Here's a more detailed breakdown of approximate values at specific epochs:
| Epoch | SATNet (Blue) | ABL-Refl (Olive) | ABL-Refl + CNN (Green) |
|---|---|---|---|
| 0 | ~5% | ~5% | ~0% |
| 10 | ~50% | ~68% | ~85% |
| 20 | ~55% | ~75% | ~88% |
| 40 | ~58% | ~70% | ~82% |
| 60 | ~60% | ~65% | ~78% |
| 80 | ~59% | ~72% | ~85% |
| 100 | ~57% | ~68% | ~88% |
### Key Observations
* The model utilizing a pretrained CNN (green line) consistently achieves the highest inference accuracy throughout the training process.
* SATNet (blue line) exhibits the lowest overall accuracy and the most stable, but lowest, performance.
* ABL-Refl (olive line) performs better than SATNet but consistently underperforms the CNN-pretrained version.
* All three models show a trend of initial rapid improvement followed by a plateau and slight decline in accuracy towards the end of the training period.
### Interpretation
The data suggests that incorporating a pretrained CNN significantly improves the inference accuracy of the ABL-Refl model.
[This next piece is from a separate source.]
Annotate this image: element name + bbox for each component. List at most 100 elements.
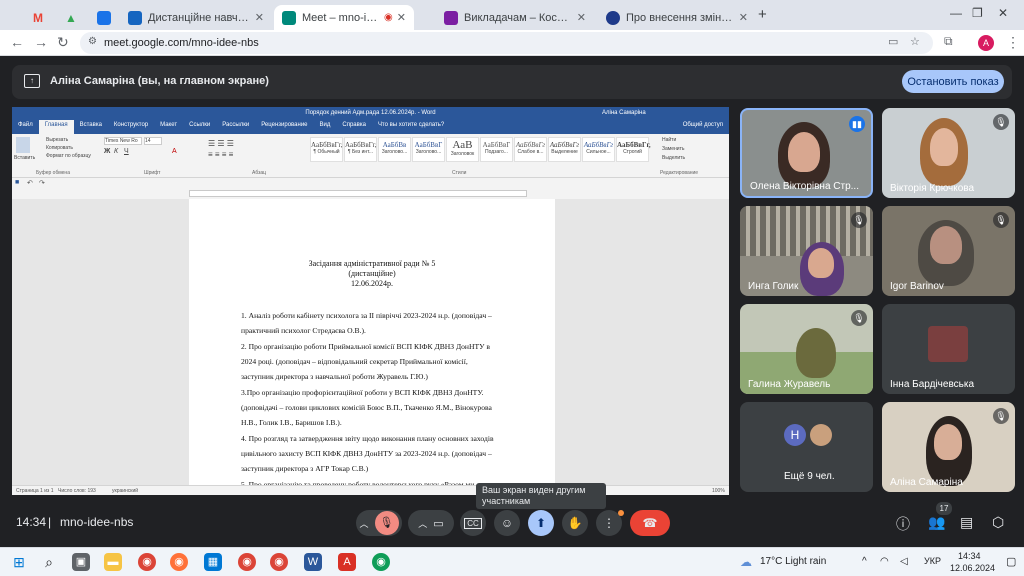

The pretrained CNN likely provides a strong initial feature representation, allowing the model to converge faster and achieve higher accuracy. The plateauing and slight decline in accuracy after a certain number of epochs could indicate overfitting or the need for further optimization techniques, such as regularization or learning rate scheduling. The relatively low performance of SATNet suggests that its architecture or training process may be less effective for this particular task compared to the ABL-Refl architecture, especially when combined with a pretrained CNN. The consistent performance of the green line suggests that the pretrained CNN is providing a robust and generalizable feature representation.